We are telling them why supporting the State Wildlife Action Plan should be important to them.  And our messages are not simply good statements about our Action Plans, but they are research-tested and reasoned arguments that both “offensively” put forward our goals and “defensively” assuage doubts and questions about the Plans.          

Slide 4 – Three Steps to Successful Communication

          Being a good communicator requires more than just a good message.

We need to know our audience.  This means considering who is in the room? What about the [State] Wildlife Action Plan will they find appealing? What are their other interests? How can I best relate to them?

We need to know our purpose. Why are we talking in the first place?

And finally we need to know the message.

Being aware of those three goals gives our message power and helps us become more effective communicators.

Slide 5 – Building Public Support

To make the Teaming campaign successful, we need to be good communicators who build public support.  We do this by being consistent and repetitive with the message.  That means you and you and me, all of us, need to use the same message.

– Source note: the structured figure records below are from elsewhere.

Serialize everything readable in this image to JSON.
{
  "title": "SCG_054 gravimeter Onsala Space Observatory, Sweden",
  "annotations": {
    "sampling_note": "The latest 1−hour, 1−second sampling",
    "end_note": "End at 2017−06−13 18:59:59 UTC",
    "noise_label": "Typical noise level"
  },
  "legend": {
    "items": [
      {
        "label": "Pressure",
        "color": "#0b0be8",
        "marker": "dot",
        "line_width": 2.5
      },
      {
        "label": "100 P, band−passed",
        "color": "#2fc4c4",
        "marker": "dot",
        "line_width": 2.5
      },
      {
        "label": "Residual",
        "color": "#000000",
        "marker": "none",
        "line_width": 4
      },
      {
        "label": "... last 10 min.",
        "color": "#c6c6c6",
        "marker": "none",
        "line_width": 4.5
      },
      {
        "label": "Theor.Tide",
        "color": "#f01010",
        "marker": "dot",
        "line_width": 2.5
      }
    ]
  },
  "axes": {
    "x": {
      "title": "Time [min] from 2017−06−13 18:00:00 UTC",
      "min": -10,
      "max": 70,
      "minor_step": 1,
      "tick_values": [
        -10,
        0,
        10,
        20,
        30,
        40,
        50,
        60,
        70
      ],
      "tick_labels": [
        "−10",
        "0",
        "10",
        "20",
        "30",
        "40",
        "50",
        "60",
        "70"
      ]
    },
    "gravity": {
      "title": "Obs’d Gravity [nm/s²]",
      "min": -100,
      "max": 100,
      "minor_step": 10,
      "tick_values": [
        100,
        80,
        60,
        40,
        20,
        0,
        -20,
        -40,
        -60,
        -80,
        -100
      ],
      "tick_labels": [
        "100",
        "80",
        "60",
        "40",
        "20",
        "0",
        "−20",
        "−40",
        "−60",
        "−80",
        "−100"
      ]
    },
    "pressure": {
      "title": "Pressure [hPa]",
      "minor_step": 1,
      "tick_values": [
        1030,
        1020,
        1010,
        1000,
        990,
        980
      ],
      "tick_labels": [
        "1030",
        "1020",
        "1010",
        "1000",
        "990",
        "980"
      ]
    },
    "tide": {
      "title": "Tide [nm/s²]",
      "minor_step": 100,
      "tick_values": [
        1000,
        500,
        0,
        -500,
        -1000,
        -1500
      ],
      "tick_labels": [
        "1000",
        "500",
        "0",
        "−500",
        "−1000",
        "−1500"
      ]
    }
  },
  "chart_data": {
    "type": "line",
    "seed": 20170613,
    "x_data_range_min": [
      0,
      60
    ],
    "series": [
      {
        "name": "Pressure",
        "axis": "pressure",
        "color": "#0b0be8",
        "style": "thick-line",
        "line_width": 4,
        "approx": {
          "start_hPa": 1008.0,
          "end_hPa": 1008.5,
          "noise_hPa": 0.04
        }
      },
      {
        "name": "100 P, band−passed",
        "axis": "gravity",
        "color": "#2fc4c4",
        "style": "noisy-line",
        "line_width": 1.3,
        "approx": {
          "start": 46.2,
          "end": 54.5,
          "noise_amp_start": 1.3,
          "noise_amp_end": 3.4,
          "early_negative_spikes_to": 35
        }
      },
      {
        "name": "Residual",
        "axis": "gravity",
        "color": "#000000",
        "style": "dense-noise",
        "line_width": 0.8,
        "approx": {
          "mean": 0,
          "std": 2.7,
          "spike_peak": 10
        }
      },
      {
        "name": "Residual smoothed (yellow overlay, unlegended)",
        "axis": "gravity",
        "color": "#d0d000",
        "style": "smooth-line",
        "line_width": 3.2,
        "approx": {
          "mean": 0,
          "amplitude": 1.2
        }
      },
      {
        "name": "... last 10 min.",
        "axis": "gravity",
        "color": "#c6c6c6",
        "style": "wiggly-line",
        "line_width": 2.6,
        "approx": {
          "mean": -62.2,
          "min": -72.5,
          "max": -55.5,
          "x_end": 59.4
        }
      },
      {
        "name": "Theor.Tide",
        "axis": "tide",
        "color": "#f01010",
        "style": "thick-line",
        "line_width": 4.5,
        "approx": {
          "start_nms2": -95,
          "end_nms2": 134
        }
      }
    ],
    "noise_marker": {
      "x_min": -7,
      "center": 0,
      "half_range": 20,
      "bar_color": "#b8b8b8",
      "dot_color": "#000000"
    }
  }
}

And we need to use public opinion effectively.  The messages I am about to show you were written after thorough research to allow us to do just that.  And together, all of us, being consistent in using the same message will be able to create a public narrative that builds public support and gets people to do what we need them to do.

Slide 6 – The Triangle

Everyone should have this triangle in front of them.

In the next slide we will go over the triangle part by part, but this is the main tool we have for all communications.  It ensures we all stay on the same message.  There are a lot of words here, and we do not need to use all of them every time.  But these are the poll-tested messages that allow us the flexibility to communicate effectively, no matter what audience we are addressing or why we are discussing our [State] Wildlife Action Plans.

Slide 7 – What we want

The center of the triangle represents what we want.  Depending on who we are talking to – and why we are talking to them – we may need to add a sentence, but generally we want people to invest in the State Wildlife Action Plan now to conserve wildlife and vital natural areas for future generations.

Slide 8 – Where we meet public opinion

The points in blue are the main impacts of the [State] Wildlife Action Plans about which people feel most favorable.  They are like the thesis statements of our plans.  The points underneath are the supporting evidence.

Slide 9 – Getting back to our ground

Finally, at the bottom, we have these transition statements that allow us to get back to our own ground, the subjects we want to talk about.  We can use these phrases when we are asked a difficult or digressive question and need to get back to our main points.